The website update was part of the BBC’s ongoing efforts to become more accessible to a global audience, rather than its home market of the United Kingdom. It appears to have paid off, according to numbers shared by BBC Studios general manager and executive director of editorial content Ben Goldberger, who discussed the website relaunch during a talk at this week’s Digiday Publishing Summit in Vail, Colorado.

The BBC’s website traffic in February 2025 increased by nearly 25 percent year-over-year, according to Goldberger, who said that the company has experienced double-digit year-over-year growth for the past seven months. In February, BBC.com saw its highest number of habitual visitors from North America for the past 18 months.

“This was our fourth consecutive month inside Comscore’s top 20 — and in November, which was a not-insignificant news month in this country, we were ahead of really well-established competitors, like the Washington Post, the Wall Street Journal, Bloomberg, Reuters and Politico,” Goldberger said, citing traffic data from Similarweb. “We are growing at a pretty remarkable scale, which has been really encouraging.”

Although Goldberger declined to attribute the BBC’s recent traffic numbers to the so-called “Trump Bump,” he said that the BBC is consciously taking advantage of its role as a global news agency to take advantage of readers’ growing interest in current events amid an increasingly polarizing political climate.

In addition to relaunching its website in the past year, the BBC has also increased its overall investment in the U.S. by more than doubling its Washington, D.C. newsroom, which currently employs dozens of journalists, according to a BBC Studios representative.

“I think that there is clearly greater engagement with the news in the Trump presidency, and at least from my lens, I think it is reflective of interest in the global consequences,” Goldberger said. “The BBC is uniquely well-positioned to tell the story of what happens in Washington and why it matters as it ricochets around the world.”

One goal of the BBC’s website update was to gain more access to U.S. advertisers’ marketing dollars, and to that end the revamped website included new ad inventory in the form of digital banners.
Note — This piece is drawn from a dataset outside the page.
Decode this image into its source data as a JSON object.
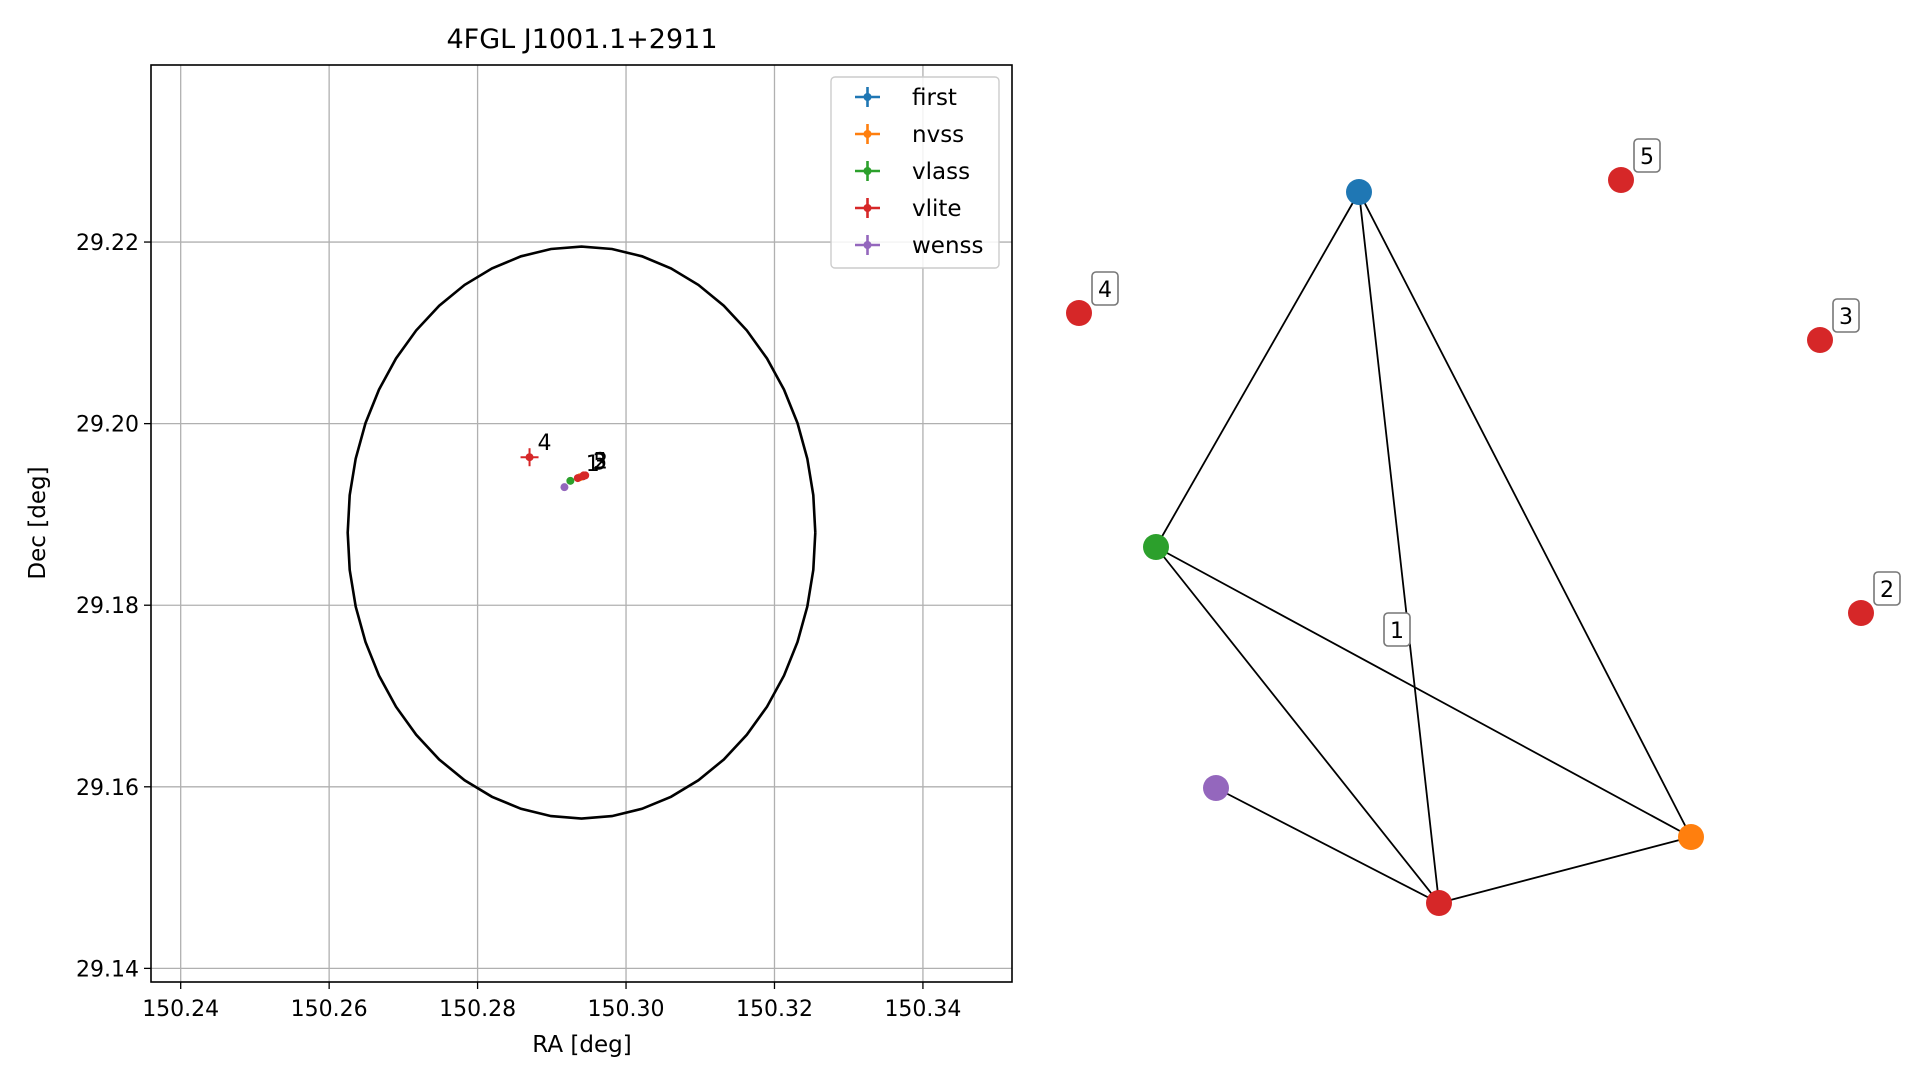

Goldberger declined to say how the BBC’s advertising spend and overall revenue had trended since the March 2024 update, but said that the company had experienced “meaningful growth globally.”

“Though you rightly have emphasized that our presence in the U.S. is a core strategic priority, we are very much a global brand, and we’ve benefited from a lot of strong revenue growth in other regions,” he said. “EMEA and APAC remain critical to our core goals.”